„Die Ukraine als Subjekt ernst nehmen.“ Online-Diskussion über das Ukraine-Bild in Deutschland

Am 4. März 2022 lud Prof. Dr. Andrii Portnov, Inhaber der Professur für „Entangled History of Ukraine“, zu einer öffentlichen Online-Diskussionsveranstaltung ein. Thema war das Ukraine-Bild in Deutschland und die Ukraine-Forschung in Krisenzeiten. An der virtuellen Podiumsdiskussion nahmen neben Prof. Dr. Andrii Portnov auch Rebecca Harms teil, langjährige Abgeordnete für Bündnis 90 / Die Grünen im EU-Parlament, sowie der Ukrainer Kyrylo Tkachenko, Doktorand der Viadrina, der aus Kyjiw zugeschaltet war. 
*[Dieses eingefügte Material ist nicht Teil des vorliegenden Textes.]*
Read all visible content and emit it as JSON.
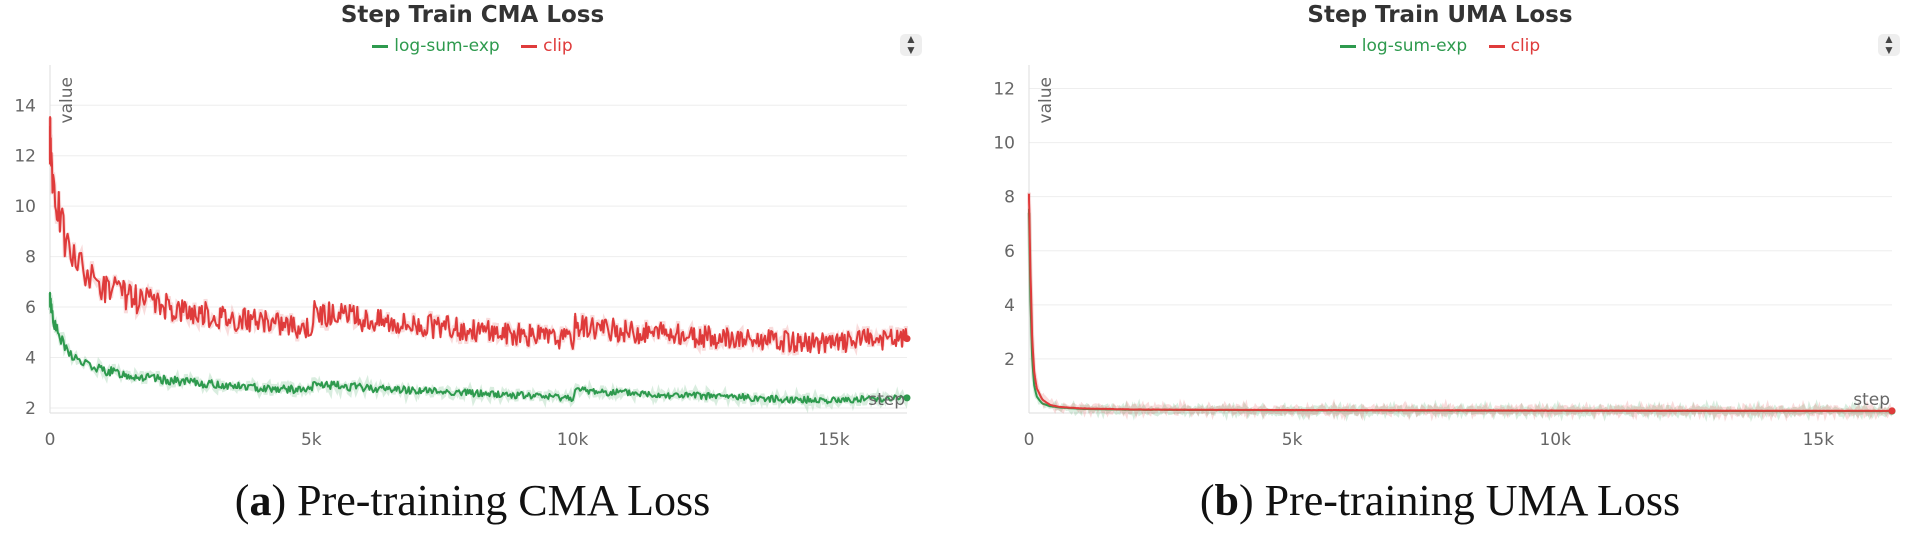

Collage-Ukraine ©Heide Fest

Der zentrale Satz der Veranstaltung fiel gleich zu Beginn der Diskussion. „Wir hätten früher zuhören müssen“, sagte die Viadrina-Präsidentin Prof. Dr. Julia von Blumenthal in ihren Grußworten. Das zu späte Gehörtwerden kritisierte auch Rebecca Harms, die bereits vor Jahren die Euromaidan-Bewegung unterstützt hatte. Man habe zu lange eine nicht funktionierende Appeasement-Politik gegenüber Russland betrieben, den Truppenaufmarsch als ein „Aufplustern“ verharmlost und die Stimmen, die vor Putin warnten, nicht ernst genommen. Es habe sich schon mit der Annektierung der Krim abgezeichnet, dass eine andere Politik notwendig sei. Sie plädierte nachdrücklich dafür, der Ukraine eine Perspektive als EU-Mitgliedstaat anzubieten. Angesichts der Erfahrungen mit der deutschen Politik gegenüber der Ukraine, sei sie aber noch skeptisch, ob die deutsche „Wende gegenüber der Ukraine“ tatsächlich nachhaltig sei.

 Die Forderung, die Ukraine in die EU und in die NATO aufzunehmen, wurde auch von Kyrylo Tkachenko unterstützt. Er warnte aber zugleich vor einer „Ukraine-Enttäuschung“, vor allzu viel Euphorie, er traue dem positiven Ukraine-Bild, das jetzt in den deutschen Medien gezeichnet werde, noch nicht. Denn die Vorurteile in Deutschland gegenüber der Ukraine säßen tief. Er appellierte, Geduld zu haben mit der Ukraine, denn auch in seinem Land bestehe Reformbedarf. Die Traumata, welche die Bevölkerung unter dem zaristischen und unter autoritären Regimes erlitten habe, bräuchten Zeit, um verarbeitet zu werden.

Prof. Dr. Andrii Portnov beklagte, dass das Bild, das Deutschland in den letzten zehn Jahren von der Ukraine hatte, sehr stark mit Klischees aufgeladen sei. Die Debatte müsse ehrlicher werden, so der Historiker. Insbesondere störe ihn, dass die komplexe Geschichte der Ukraine häufig auf den Nationalismus reduziert werde. Viele nähmen die Ukraine, auch im wissenschaftlichen Kontext, nur im Zusammenhang mit Russland wahr. Anstatt die sprachlichen und religiösen Unterschiede in der Ukraine als einen Reichtum anzusehen, würden sie allzu oft als „Spaltung“ problematisiert. Er nannte beispielhaft die Transliteration ukrainischer Ortsnamen, z.B. Kyjiw statt Kiew. Bis vor kurzem sei dies noch als Nationalismus abgetan worden. „Über diese Logik müssen wir ernsthaft nachdenken, dann verstehen wir sehr viel über diesen Krieg“, erklärte Portnov. Auch die Ukraine-Studien müssten aus dem Schatten der Russland-Studien treten, es sei notwendig, die Ukraine als Subjekt ernst zu nehmen. Ukrainische Wissenschaftlerinnen und Wissenschaftler müssten als gleichberechtigte Stimmen gelten. Nur dann bestehe die Chance, so Portnov, nicht wieder in eine Situation zu geraten, in der es zu spät sei.